- The Washington Times - Sunday, April 13, 2008

The arrival of Pope Benedict XVI to the District has sparked much enthusiasm among Catholics, but the event also is being closely followed by members of other religious faiths.

“I think it’s good that the pontiff comes and brings a message of unity,” said David Taylor, 50, and a member of St. Paul’s United Methodist Church in Kensington. “There seems to be a spirit of looking at what we have in common.”

Anne Garrett, a St. Paul’s choir soprano, and brother Gene, of Hagerstown, Md., have a special interest in the papal visit as well as the hierarchy of religion.

Thomas John Claggett, a great-grandfather in their family, was the first Episcopal bishop to be consecrated in the United States. Claggett was consecrated in the late 1700s, and his remains are now in the Bethlehem Chapel of the Washington National Cathedral.

“We’re very happy for the Catholics,” Miss Garrett said.

Beyond the excitement, the 81-year-old pope’s visit to the District and New York City also is being treated with reverence and concern.

“I think there are too many issues at the moment,” said Odette Blelock, a Catholic from Rockville. “It is dangerous for people like him to be traveling to foreign countries.”

At St. Peter’s Roman Catholic Church on Capitol Hill, the Rev. William Byrne recently led the congregation in a prayer for the pope and his visit.

“Pope Benedict, with his presence here, is a representation of the strength of the church,” said Sister Deirdre Byrne, 50, who frequently comes to Sunday Mass at the church with three other nuns from the Little Workers of the Sacred Hearts Mission in Northeast to support Mr. Byrne, Sister Deirdre’s youngest brother.

Sister Licia, 74, has been a nun for 55 years. She said that before Pope Benedict was elected “something in my heart knew he would be.”

“It’s wonderful that he’s coming,” she added.

Sister Rita, a 49-year-old from North Wales, said she is excited to attend the papal Mass with Sister Deirdre and the three others.

“It’s necessary for Americans to see the authority of the church,” she said.

Hwai-Tai Lam sings in the choir at St.

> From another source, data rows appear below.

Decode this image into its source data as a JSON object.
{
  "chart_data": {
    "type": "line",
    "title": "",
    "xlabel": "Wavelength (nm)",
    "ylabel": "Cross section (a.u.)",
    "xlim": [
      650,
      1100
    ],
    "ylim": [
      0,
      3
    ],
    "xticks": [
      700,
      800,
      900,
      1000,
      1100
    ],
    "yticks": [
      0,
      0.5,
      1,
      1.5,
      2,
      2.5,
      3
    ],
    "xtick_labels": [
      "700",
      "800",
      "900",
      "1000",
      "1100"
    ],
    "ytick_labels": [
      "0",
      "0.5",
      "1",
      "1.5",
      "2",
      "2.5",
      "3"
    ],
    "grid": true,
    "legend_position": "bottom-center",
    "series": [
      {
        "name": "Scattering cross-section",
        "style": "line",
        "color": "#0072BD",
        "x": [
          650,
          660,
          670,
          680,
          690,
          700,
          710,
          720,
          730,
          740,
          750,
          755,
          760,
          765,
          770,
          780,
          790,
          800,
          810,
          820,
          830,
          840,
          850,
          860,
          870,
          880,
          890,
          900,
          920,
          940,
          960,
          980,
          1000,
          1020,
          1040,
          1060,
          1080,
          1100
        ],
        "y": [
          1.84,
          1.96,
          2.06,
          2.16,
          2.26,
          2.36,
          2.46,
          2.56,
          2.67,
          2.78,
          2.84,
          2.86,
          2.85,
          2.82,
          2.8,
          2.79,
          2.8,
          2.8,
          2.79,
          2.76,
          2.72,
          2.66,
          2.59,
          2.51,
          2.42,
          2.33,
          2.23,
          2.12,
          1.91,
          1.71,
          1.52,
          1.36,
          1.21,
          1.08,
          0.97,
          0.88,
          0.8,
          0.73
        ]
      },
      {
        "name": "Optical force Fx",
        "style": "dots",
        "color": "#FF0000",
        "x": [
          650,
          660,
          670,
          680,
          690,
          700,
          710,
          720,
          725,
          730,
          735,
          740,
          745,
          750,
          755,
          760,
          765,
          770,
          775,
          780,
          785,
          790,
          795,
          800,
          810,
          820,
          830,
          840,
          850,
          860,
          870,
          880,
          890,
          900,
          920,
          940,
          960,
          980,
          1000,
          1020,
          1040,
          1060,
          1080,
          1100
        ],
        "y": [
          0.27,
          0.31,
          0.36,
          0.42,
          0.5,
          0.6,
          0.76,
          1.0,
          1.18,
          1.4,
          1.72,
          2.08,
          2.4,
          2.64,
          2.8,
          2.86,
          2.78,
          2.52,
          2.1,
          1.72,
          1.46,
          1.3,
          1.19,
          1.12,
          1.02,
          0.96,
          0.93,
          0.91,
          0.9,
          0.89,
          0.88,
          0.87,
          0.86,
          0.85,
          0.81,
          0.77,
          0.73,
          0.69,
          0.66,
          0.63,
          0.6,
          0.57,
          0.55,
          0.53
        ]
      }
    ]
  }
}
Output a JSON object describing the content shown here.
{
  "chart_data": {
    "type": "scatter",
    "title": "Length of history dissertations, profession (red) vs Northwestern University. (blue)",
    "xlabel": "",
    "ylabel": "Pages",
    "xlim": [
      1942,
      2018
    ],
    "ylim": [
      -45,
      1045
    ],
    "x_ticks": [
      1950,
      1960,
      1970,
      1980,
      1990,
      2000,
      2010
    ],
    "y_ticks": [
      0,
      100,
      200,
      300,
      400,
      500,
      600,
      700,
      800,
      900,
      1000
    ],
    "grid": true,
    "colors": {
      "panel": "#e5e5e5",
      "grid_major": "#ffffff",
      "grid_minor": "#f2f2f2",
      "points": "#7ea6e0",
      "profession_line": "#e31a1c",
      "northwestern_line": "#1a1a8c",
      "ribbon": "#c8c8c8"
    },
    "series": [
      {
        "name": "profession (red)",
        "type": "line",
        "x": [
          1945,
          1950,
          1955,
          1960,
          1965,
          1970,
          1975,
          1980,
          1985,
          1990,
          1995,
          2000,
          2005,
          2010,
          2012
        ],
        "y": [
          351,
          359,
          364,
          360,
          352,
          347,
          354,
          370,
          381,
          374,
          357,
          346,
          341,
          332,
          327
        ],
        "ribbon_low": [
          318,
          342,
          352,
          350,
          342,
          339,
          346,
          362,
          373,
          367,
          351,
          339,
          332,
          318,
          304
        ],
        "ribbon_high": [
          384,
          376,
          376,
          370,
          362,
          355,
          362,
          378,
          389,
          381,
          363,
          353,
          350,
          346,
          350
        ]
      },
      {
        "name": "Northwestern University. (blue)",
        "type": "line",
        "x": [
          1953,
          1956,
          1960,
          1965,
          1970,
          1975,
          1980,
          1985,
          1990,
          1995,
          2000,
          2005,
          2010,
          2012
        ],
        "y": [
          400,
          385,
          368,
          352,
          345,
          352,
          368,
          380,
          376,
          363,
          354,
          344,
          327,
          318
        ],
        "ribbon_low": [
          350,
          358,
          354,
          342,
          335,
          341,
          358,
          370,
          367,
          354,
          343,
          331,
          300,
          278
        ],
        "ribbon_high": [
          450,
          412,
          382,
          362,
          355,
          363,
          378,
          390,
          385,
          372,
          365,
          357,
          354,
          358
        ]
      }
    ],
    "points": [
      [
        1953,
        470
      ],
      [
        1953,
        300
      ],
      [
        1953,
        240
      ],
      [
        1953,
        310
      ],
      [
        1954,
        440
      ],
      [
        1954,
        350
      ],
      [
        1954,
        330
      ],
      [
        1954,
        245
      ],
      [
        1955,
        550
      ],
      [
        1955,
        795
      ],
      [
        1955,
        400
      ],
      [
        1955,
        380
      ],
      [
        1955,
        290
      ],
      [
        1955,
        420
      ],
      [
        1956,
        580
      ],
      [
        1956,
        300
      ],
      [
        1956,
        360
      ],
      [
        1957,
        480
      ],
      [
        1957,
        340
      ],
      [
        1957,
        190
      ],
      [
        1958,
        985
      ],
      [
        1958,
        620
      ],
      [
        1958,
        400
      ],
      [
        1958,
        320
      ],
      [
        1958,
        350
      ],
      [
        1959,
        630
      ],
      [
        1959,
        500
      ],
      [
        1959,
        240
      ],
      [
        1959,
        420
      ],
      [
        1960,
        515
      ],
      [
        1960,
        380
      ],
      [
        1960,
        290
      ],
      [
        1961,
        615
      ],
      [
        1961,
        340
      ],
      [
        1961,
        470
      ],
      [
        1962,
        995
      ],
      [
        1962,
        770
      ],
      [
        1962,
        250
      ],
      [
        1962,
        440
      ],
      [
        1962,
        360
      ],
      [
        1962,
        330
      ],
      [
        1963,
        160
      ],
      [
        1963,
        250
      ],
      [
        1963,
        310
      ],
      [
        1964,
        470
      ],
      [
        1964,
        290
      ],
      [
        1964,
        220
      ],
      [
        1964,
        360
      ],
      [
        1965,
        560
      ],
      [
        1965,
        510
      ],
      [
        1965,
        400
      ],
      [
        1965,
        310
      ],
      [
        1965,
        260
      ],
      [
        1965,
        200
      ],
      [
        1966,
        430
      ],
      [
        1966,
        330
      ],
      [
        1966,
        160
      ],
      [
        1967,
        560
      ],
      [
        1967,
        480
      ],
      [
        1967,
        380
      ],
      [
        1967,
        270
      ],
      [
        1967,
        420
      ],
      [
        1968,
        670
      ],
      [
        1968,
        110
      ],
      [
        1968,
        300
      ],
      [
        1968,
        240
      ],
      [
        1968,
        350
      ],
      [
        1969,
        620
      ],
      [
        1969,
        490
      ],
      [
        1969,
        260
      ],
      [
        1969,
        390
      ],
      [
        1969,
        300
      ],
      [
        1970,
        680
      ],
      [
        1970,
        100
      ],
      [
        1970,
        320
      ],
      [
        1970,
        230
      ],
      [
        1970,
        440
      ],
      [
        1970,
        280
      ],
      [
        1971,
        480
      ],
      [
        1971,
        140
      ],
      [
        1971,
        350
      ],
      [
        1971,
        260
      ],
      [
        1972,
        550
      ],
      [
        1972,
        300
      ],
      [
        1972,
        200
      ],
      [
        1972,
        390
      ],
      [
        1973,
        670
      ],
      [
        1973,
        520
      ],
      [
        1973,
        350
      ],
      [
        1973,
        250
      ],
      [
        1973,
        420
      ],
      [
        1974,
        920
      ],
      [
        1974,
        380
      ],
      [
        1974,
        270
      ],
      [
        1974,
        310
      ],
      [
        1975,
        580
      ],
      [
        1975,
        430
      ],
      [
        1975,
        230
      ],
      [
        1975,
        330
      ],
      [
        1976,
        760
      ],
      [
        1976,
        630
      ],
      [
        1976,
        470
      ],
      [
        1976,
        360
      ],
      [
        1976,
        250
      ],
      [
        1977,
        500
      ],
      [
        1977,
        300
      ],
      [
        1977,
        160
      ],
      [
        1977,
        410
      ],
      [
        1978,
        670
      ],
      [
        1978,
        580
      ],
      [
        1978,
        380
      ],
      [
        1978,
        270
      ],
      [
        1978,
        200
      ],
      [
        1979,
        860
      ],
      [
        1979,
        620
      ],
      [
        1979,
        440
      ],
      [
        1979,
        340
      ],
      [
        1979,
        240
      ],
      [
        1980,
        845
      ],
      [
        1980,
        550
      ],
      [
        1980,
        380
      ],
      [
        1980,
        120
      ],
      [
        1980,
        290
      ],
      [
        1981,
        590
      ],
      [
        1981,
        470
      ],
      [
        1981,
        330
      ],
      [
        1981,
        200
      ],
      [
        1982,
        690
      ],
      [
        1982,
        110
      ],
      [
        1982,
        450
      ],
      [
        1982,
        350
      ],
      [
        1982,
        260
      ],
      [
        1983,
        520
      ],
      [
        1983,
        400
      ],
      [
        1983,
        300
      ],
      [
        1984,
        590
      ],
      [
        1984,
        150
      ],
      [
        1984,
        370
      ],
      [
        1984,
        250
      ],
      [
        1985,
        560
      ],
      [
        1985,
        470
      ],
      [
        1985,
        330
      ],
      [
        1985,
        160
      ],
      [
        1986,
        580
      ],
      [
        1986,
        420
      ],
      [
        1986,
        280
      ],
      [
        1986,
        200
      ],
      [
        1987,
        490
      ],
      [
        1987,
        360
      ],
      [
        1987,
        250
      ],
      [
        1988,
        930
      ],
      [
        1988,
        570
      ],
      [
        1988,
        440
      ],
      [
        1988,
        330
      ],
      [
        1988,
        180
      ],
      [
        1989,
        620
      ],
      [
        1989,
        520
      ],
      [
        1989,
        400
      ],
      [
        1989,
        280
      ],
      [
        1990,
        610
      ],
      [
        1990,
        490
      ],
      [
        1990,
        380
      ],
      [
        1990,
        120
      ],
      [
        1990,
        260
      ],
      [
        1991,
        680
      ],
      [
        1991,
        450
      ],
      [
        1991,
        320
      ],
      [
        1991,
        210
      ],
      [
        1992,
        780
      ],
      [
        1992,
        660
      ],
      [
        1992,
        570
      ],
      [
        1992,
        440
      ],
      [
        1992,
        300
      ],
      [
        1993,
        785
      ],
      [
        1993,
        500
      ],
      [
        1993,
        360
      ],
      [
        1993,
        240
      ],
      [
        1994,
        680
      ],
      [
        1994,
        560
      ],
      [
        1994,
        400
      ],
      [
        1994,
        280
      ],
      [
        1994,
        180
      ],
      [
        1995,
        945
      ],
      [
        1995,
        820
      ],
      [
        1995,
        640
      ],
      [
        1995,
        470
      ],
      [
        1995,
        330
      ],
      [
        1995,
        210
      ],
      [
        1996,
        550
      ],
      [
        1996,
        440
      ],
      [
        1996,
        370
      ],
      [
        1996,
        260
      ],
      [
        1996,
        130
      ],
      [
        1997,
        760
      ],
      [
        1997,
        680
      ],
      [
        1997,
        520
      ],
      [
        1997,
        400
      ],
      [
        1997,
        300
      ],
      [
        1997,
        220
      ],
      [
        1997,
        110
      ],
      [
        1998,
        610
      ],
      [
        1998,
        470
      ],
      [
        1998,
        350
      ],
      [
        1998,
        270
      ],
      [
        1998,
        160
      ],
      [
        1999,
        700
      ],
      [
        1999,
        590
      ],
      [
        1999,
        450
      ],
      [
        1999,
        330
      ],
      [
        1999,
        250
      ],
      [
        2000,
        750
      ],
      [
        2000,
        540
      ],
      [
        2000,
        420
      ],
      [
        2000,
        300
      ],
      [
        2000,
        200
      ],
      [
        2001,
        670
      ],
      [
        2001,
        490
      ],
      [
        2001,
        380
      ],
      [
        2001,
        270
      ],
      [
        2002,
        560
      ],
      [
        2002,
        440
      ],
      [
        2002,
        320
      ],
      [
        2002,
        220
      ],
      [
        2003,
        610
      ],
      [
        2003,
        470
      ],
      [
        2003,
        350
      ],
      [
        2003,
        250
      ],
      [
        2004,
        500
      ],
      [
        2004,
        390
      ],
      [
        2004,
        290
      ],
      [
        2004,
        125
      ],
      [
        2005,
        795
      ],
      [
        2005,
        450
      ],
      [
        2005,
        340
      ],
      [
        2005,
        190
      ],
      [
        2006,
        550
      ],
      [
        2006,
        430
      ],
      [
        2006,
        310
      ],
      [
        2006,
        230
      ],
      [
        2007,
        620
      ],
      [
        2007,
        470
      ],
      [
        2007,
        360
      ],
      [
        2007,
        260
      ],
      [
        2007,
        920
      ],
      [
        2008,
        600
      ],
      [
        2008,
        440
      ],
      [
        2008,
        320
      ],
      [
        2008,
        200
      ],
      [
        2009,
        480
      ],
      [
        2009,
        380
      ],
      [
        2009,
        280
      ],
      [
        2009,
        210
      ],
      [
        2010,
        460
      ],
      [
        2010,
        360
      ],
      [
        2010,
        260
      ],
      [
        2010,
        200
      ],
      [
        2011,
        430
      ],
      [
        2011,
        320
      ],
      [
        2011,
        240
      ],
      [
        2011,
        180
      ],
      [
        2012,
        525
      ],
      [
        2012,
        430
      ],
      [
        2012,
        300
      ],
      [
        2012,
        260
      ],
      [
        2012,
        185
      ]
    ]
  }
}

Peter’s. Although she was not selected for the choir that will sing at the Mass at Nationals Park, she said the pope coming to the District is “an honor and a blessing” for the city.

Sister Maria Theotokos teaches philosophy, theology and history courses to nuns at Servants of the Lord and the Virgin of Matara, in Southeast. The 30-year-old was living in Rome when Cardinal Joseph Ratzinger was elected Pope Benedict XVI. She said she’s excited and blessed “to receive him as a Catholic and as an American.”